Localization generalizes the construction of fractions. Given a commutative ring R and a multiplicatively closed subset S, the localization S⁻¹R consists of formal fractions r/s with r ∈ R, s ∈ S, subject to the same equivalence relation as ordinary fractions. This construction lets you "zoom in" on the behavior of a ring near a prime ideal by inverting everything outside it, reducing global questions to local ones.
The construction of the rational numbers from the integers — forming fractions a/b with b ≠ 0 — is the prototype of localization. In commutative algebra, localization generalizes this by letting you choose which denominators to allow. Given a commutative ring R and a multiplicatively closed set S ⊆ R (meaning 1 ∈ S and if s, t ∈ S then st ∈ S), the localization S⁻¹R consists of formal fractions r/s, where two fractions r/s and r'/s' are identified if there exists u ∈ S with u(rs' - r's) = 0.

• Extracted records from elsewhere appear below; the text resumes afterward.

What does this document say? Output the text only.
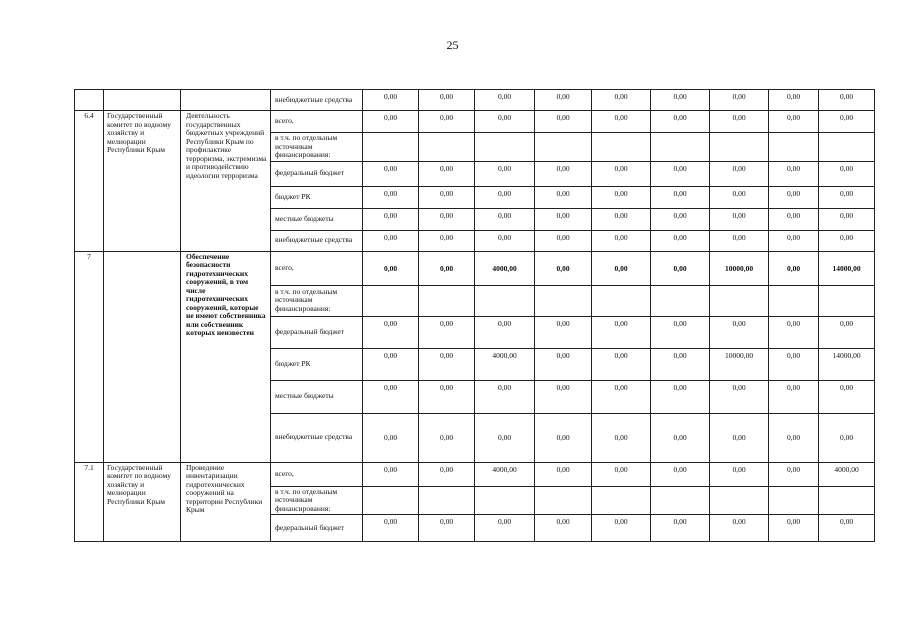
25
			внебюджетные средства	0,00	0,00	0,00	0,00	0,00	0,00	0,00	0,00	0,00
6.4	Государственный комитет по водному хозяйству и мелиорации Республики Крым	Деятельность государственных бюджетных учреждений Республики Крым по профилактике терроризма, экстремизма и противодействию идеологии терроризма	всего,	0,00	0,00	0,00	0,00	0,00	0,00	0,00	0,00	0,00
			в т.ч. по отдельным источникам финансирования:									
			федеральный бюджет	0,00	0,00	0,00	0,00	0,00	0,00	0,00	0,00	0,00
			бюджет РК	0,00	0,00	0,00	0,00	0,00	0,00	0,00	0,00	0,00
			местные бюджеты	0,00	0,00	0,00	0,00	0,00	0,00	0,00	0,00	0,00
			внебюджетные средства	0,00	0,00	0,00	0,00	0,00	0,00	0,00	0,00	0,00
7		Обеспечение безопасности гидротехнических сооружений, в том числе гидротехнических сооружений, которые не имеют собственника или собственник которых неизвестен	всего,	0,00	0,00	4000,00	0,00	0,00	0,00	10000,00	0,00	14000,00
			в т.ч. по отдельным источникам финансирования:									
			федеральный бюджет	0,00	0,00	0,00	0,00	0,00	0,00	0,00	0,00	0,00
			бюджет РК	0,00	0,00	4000,00	0,00	0,00	0,00	10000,00	0,00	14000,00
			местные бюджеты	0,00	0,00	0,00	0,00	0,00	0,00	0,00	0,00	0,00
			внебюджетные средства	0,00	0,00	0,00	0,00	0,00	0,00	0,00	0,00	0,00
7.1	Государственный комитет по водному хозяйству и мелиорации Республики Крым	Проведение инвентаризации гидротехнических сооружений на территории Республики Крым	всего,	0,00	0,00	4000,00	0,00	0,00	0,00	0,00	0,00	4000,00
			в т.ч. по отдельным источникам финансирования:									
			федеральный бюджет	0,00	0,00	0,00	0,00	0,00	0,00	0,00	0,00	0,00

The two most important cases are localization at a single element and localization at a prime ideal. Localizing at an element f means taking S = {1, f, f², ...}, producing R_f = R[1/f], the ring where f becomes invertible. Localizing at a prime ideal 𝔭 means taking S = R \ 𝔭, inverting everything outside 𝔭. The result, written R_𝔭, is a local ring — a ring with exactly one maximal ideal. This is the most powerful application: it lets you study the behavior of R "near 𝔭" by making all other prime structure invisible.
Localization has excellent algebraic properties. It is an exact functor: it preserves short exact sequences of modules, meaning it commutes with taking kernels, images, and cokernels. It also commutes with taking quotients, sums, and intersections of ideals. The ideal structure of S⁻¹R is simpler than that of R: the prime ideals of S⁻¹R correspond exactly to the prime ideals of R that are disjoint from S. When localizing at 𝔭, this means the primes of R_𝔭 are exactly the primes of R contained in 𝔭, with 𝔭 itself becoming the unique maximal ideal.
The local-global principle is the philosophical payoff. Many properties of a ring or module hold globally (over R) if and only if they hold locally (over R_𝔭 for every prime 𝔭). For instance, a module is zero if and only if it is zero after localizing at every prime. An R-module homomorphism is injective (or surjective) if and only if it is so after every localization. This reduces hard global questions to easier local ones, where you work in a ring with a single maximal ideal and can exploit the special structure of local rings.